To provide some additional background information, I used this same method to perform an identical operation before and it worked fine. However, I recently modified the original DataFrame to remove instances of the word "the."
What might be causing this error? Any tips would be appreciated. Thank you.
Edit
df.head(2).to_dict()
returns the following.
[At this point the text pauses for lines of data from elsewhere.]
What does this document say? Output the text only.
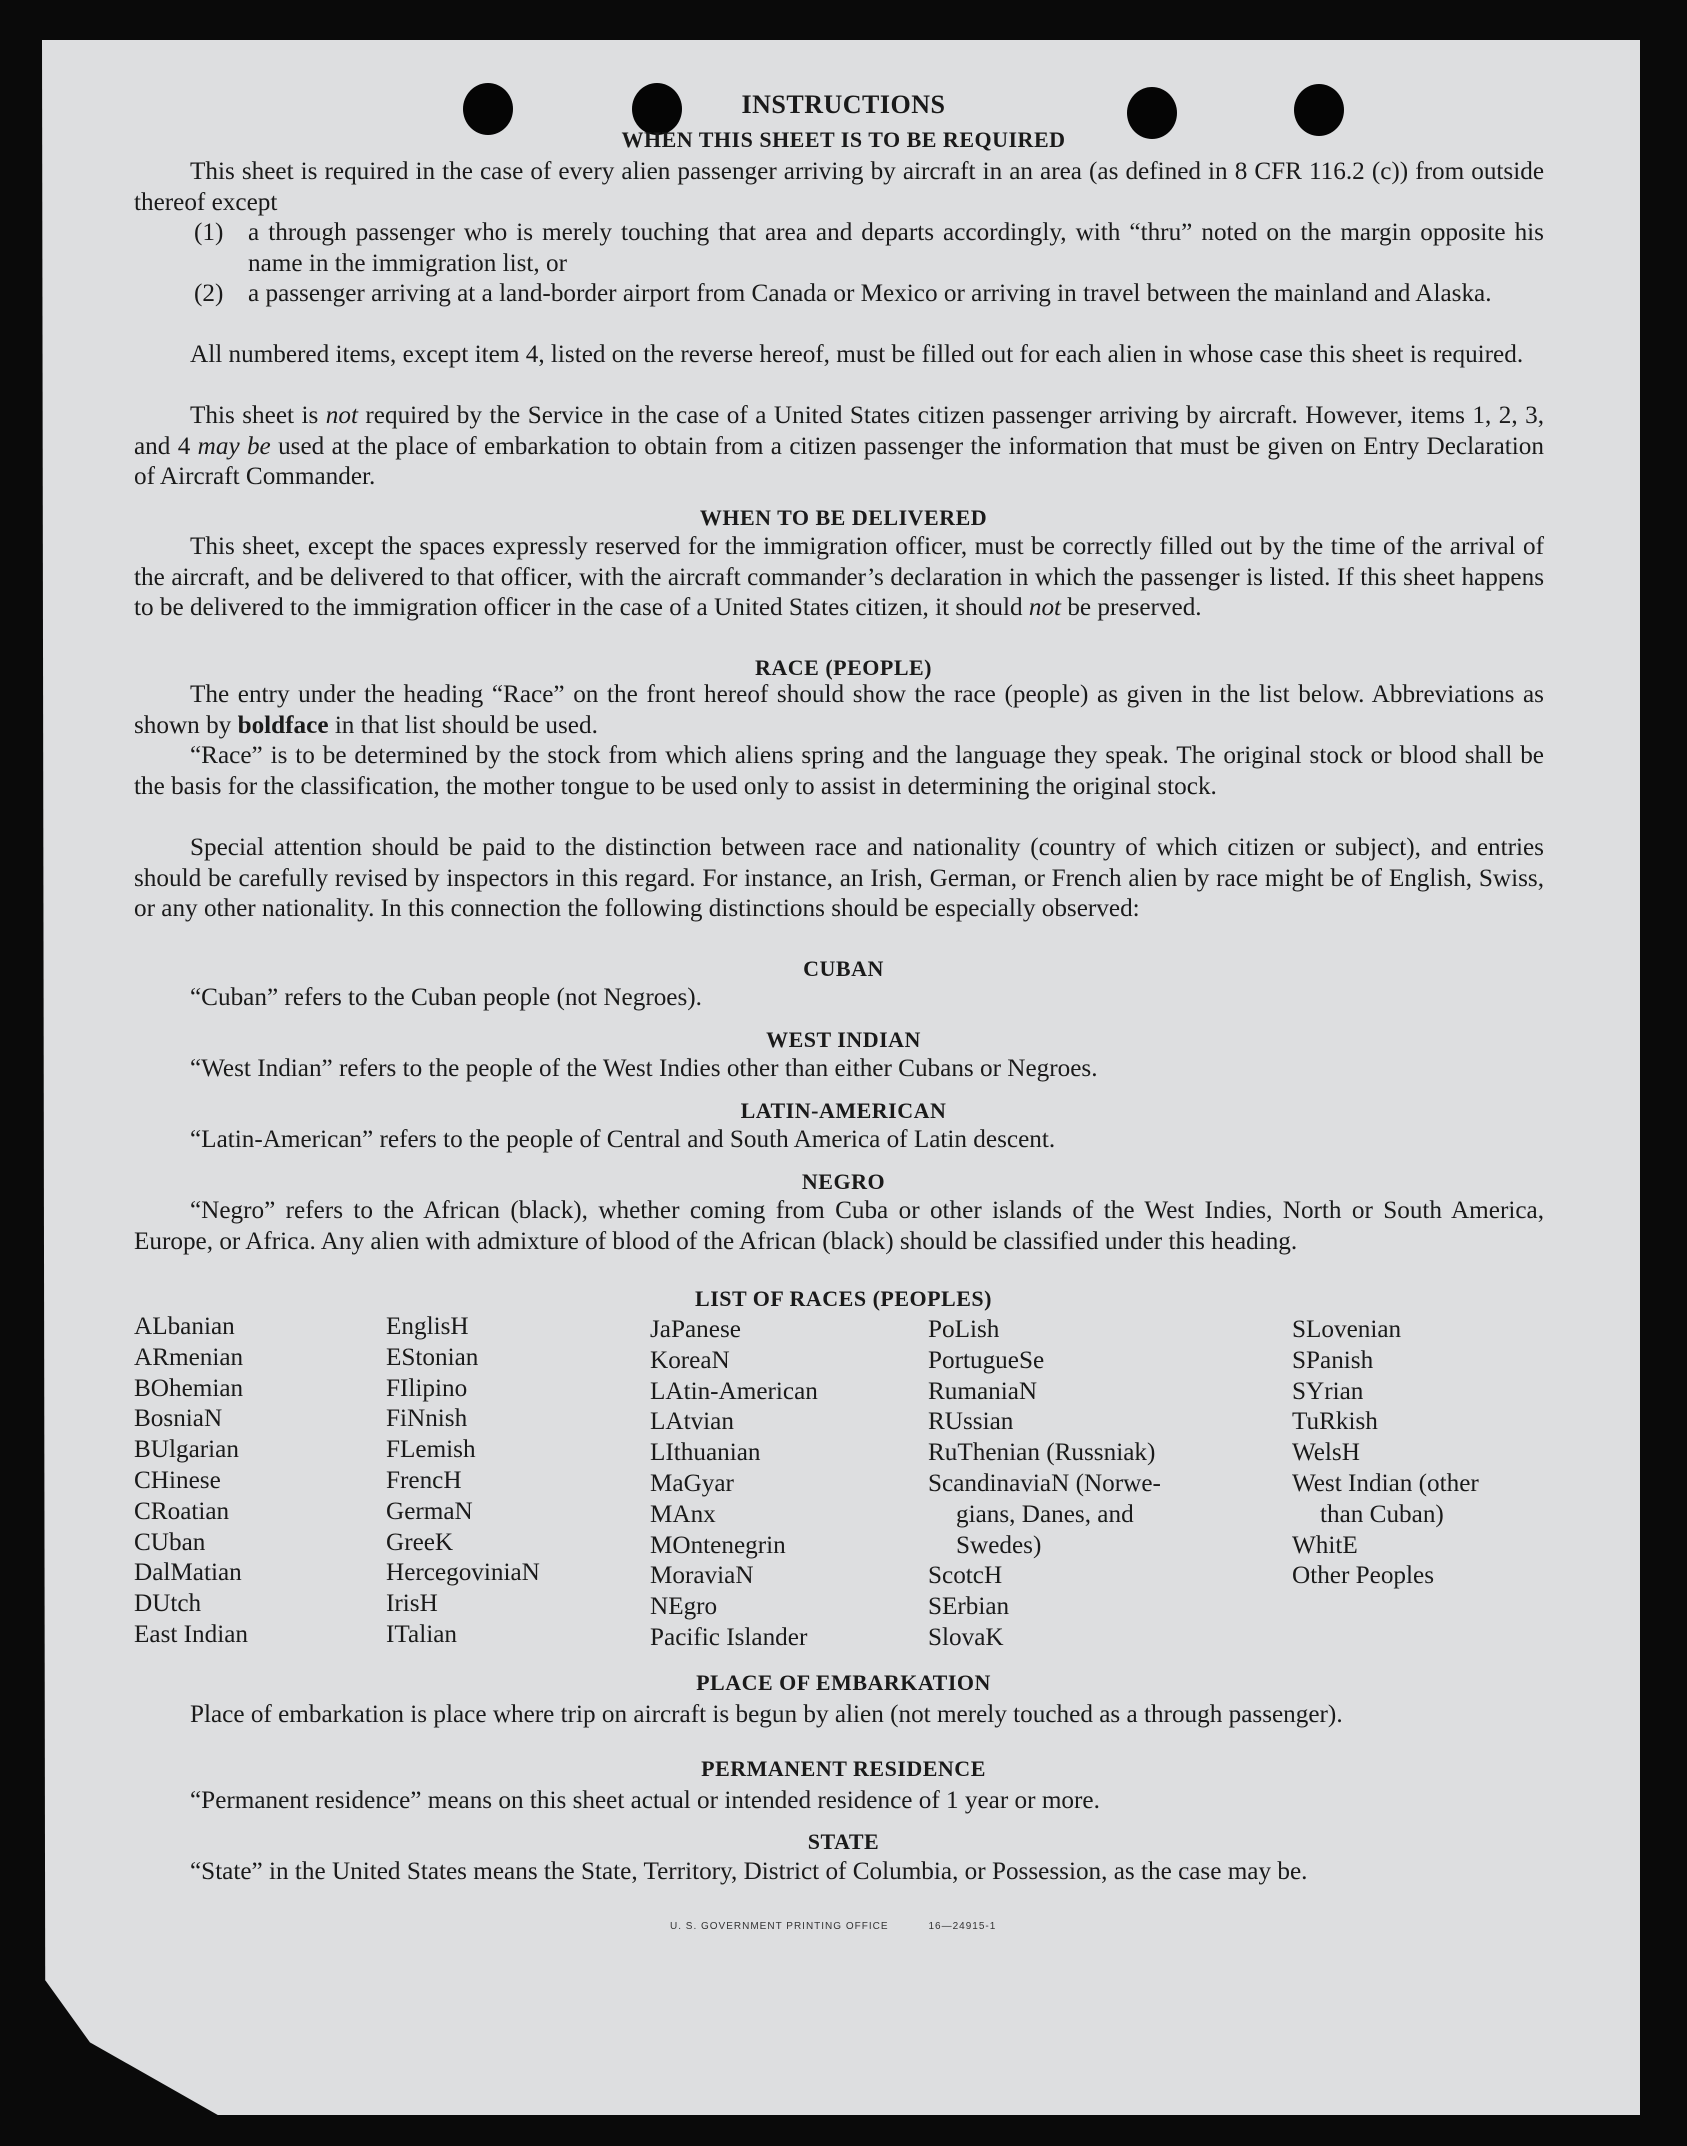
INSTRUCTIONS
WHEN THIS SHEET IS TO BE REQUIRED
This sheet is required in the case of every alien passenger arriving by aircraft in an area (as defined in 8 CFR 116.2 (c)) from outside thereof except
(1) a through passenger who is merely touching that area and departs accordingly, with “thru” noted on the margin opposite his name in the immigration list, or
(2) a passenger arriving at a land-border airport from Canada or Mexico or arriving in travel between the mainland and Alaska.
All numbered items, except item 4, listed on the reverse hereof, must be filled out for each alien in whose case this sheet is required.
This sheet is not required by the Service in the case of a United States citizen passenger arriving by aircraft. However, items 1, 2, 3, and 4 may be used at the place of embarkation to obtain from a citizen passenger the information that must be given on Entry Declaration of Aircraft Commander.
WHEN TO BE DELIVERED
This sheet, except the spaces expressly reserved for the immigration officer, must be correctly filled out by the time of the arrival of the aircraft, and be delivered to that officer, with the aircraft commander’s declaration in which the passenger is listed. If this sheet happens to be delivered to the immigration officer in the case of a United States citizen, it should not be preserved.
RACE (PEOPLE)
The entry under the heading “Race” on the front hereof should show the race (people) as given in the list below. Abbreviations as shown by boldface in that list should be used.
“Race” is to be determined by the stock from which aliens spring and the language they speak. The original stock or blood shall be the basis for the classification, the mother tongue to be used only to assist in determining the original stock.
Special attention should be paid to the distinction between race and nationality (country of which citizen or subject), and entries should be carefully revised by inspectors in this regard. For instance, an Irish, German, or French alien by race might be of English, Swiss, or any other nationality. In this connection the following distinctions should be especially observed:
CUBAN
“Cuban” refers to the Cuban people (not Negroes).
WEST INDIAN
“West Indian” refers to the people of the West Indies other than either Cubans or Negroes.
LATIN-AMERICAN
“Latin-American” refers to the people of Central and South America of Latin descent.
NEGRO
“Negro” refers to the African (black), whether coming from Cuba or other islands of the West Indies, North or South America, Europe, or Africa. Any alien with admixture of blood of the African (black) should be classified under this heading.
LIST OF RACES (PEOPLES)
ALbanian
ARmenian
BOhemian
BosniaN
BUlgarian
CHinese
CRoatian
CUban
DalMatian
DUtch
East Indian
EnglisH
EStonian
FIlipino
FiNnish
FLemish
FrencH
GermaN
GreeK
HercegoviniaN
IrisH
ITalian
JaPanese
KoreaN
LAtin-American
LAtvian
LIthuanian
MaGyar
MAnx
MOntenegrin
MoraviaN
NEgro
Pacific Islander
PoLish
PortugueSe
RumaniaN
RUssian
RuThenian (Russniak)
ScandinaviaN (Norwe-
gians, Danes, and
Swedes)
ScotcH
SErbian
SlovaK
SLovenian
SPanish
SYrian
TuRkish
WelsH
West Indian (other
than Cuban)
WhitE
Other Peoples
PLACE OF EMBARKATION
Place of embarkation is place where trip on aircraft is begun by alien (not merely touched as a through passenger).
PERMANENT RESIDENCE
“Permanent residence” means on this sheet actual or intended residence of 1 year or more.
STATE
“State” in the United States means the State, Territory, District of Columbia, or Possession, as the case may be.
U. S. GOVERNMENT PRINTING OFFICE	16—24915-1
Note that this is different from the example I provided because this is the original DataFrame that I'm working with:
{'industry': {0: 'automotiveEngineering', 1: 'automotiveEngineering'},
'index': {0: 0, 1: 1},
'entities': {0: "[['Norway', 'it'], ['EQC—and', 'it', 'EQC', 'EQC'], ['Mercedes-Benz EQC Edition 1886 electric SUV', 'it', 'it', 'EQC400 4Matic crossover']]",
1: '[[\'Ford Fusion\', \'Fusion\', \'Fusion\', \'Fusion\'], ["2013–2016 Ford Fusion sedans.automaker \'s", \'automaker\'], [\'Ford\', \'Ford\'], [\'faulty shifter cables that can cause rollaways\', \'these shifter cables , which can break off transmission due to a bad bushing at connection point\'], [\'these bushings\', \'them\']]'}}
I've also tried looping through each row and modifying each entity separately, but it still gives me the same error.
I'd also like to add that when I run ast.literal_eval
on a single row, it returns the appropriate value without any problem.
Edit 2
I managed to achieve what I was trying to do by running:
df['column'] = df['column'].apply(ast.literal_eval)
but unfortunately that doesn't answer my initial question of what may be causing the malformed string/node error.